FTR’s Shippers Conditions Index (SCI) in March dipped to a reading of 4.5 from the previous 5.1 reflecting slightly less favorable overall conditions. For only the third time since May 2020, all four freight factors for the SCI – freight demand, capacity utilization, rates, and fuel costs were positive contributors to the index. More favorable rates and lower fuel costs were partially offset by tighter capacity and stronger volume. The outlook for shippers is stable through most of 2023.
Todd Tranausky, vice president of rail and intermodal at FTR, commented, “Despite the small decline, the overall story of positive shipper conditions and a stable outlook remains in place this month and are expected to hold firm for the balance of 2023. All four components of the index were positive for the first time since 2020 this month, signaling the lack of pressure in the system at the present time.”

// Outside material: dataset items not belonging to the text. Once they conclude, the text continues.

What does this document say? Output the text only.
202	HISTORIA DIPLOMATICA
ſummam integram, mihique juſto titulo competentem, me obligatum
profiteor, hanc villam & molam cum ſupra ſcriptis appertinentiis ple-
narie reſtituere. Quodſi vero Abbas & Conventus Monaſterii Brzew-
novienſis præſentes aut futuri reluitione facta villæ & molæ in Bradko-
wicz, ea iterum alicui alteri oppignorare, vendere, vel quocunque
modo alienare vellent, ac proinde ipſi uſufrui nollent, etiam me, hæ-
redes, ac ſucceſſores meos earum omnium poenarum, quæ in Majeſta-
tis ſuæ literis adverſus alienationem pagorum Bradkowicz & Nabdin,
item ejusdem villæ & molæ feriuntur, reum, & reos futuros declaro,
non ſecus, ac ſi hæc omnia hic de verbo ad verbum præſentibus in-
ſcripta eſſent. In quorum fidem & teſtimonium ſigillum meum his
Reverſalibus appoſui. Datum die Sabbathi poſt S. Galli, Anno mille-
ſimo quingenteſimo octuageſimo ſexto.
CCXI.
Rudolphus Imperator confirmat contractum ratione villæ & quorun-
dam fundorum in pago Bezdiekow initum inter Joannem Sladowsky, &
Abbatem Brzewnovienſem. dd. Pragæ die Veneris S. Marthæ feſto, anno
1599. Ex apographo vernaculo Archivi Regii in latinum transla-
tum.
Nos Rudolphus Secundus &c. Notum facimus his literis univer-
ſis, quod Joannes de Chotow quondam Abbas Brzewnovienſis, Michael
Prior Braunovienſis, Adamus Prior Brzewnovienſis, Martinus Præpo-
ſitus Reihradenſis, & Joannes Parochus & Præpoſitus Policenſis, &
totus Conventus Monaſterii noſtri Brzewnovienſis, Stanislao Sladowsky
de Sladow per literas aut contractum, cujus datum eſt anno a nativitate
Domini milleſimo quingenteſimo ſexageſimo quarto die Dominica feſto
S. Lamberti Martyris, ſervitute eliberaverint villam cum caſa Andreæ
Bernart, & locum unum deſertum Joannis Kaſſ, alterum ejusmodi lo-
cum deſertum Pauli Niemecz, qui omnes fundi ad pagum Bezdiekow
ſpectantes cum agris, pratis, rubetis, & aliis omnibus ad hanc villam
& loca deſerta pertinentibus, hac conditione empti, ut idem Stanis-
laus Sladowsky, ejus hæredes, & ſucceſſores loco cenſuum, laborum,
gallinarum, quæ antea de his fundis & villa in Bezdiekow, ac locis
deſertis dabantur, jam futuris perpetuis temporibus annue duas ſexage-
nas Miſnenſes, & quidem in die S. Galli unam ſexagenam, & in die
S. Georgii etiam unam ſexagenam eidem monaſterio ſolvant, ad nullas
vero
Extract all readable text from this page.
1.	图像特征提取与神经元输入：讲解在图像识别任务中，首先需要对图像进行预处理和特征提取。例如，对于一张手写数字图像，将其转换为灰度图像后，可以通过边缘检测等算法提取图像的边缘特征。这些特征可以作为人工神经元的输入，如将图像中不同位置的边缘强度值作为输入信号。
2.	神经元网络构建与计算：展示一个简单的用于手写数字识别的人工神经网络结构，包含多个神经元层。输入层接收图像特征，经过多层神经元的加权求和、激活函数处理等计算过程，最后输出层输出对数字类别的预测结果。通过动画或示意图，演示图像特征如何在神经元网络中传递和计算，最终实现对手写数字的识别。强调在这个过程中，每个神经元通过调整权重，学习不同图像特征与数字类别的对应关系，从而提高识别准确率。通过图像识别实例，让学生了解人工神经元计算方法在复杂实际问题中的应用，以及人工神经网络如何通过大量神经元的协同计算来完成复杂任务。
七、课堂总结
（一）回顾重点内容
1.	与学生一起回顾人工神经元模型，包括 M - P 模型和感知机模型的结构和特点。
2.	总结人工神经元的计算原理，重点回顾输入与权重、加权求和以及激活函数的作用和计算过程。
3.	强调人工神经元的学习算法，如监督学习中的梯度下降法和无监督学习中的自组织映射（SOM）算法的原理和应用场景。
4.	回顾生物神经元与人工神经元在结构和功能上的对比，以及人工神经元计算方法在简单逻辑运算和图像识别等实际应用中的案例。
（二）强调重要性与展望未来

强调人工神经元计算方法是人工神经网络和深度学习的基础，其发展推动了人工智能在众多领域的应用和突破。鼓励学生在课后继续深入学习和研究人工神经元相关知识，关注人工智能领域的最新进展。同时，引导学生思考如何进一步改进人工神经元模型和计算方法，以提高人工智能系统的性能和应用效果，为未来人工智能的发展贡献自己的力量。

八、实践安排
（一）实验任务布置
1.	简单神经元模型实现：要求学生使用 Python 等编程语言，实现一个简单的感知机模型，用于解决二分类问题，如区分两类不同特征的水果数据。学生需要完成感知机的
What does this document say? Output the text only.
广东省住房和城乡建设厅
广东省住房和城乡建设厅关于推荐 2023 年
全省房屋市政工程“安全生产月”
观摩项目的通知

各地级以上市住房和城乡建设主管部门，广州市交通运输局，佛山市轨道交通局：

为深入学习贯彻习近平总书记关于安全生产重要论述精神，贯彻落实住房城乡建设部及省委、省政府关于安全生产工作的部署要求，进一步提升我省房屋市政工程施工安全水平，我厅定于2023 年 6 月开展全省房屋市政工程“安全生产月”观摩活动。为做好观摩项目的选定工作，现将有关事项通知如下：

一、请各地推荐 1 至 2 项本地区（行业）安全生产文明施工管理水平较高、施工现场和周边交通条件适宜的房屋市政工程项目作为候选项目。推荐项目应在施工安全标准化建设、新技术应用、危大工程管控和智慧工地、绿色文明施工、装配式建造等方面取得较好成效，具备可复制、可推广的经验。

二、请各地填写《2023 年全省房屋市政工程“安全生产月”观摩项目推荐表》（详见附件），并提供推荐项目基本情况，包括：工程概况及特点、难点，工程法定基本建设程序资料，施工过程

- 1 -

The May issue of FTR’s Shippers Update, published May 5 provides a detailed analysis of the factors affecting the March Shippers Conditions Index and provides the forecast for this index through March of 2024. The May edition also includes commentary addressing how the Federal Reserve’s recent annual revision of industrial production data affected FTR’s historical truck loadings estimates for specific equipment types.
The Shippers Conditions Index tracks the changes representing four major conditions in the U.S. full-load freight market. These conditions are: freight demand, freight rates, fleet capacity, and fuel price. The individual metrics are combined into a single index that tracks the market conditions that influence the shippers’ freight transport environment. A positive score represents good, optimistic conditions. A negative score represents bad, pessimistic conditions. The index tells you the industry’s health at a glance.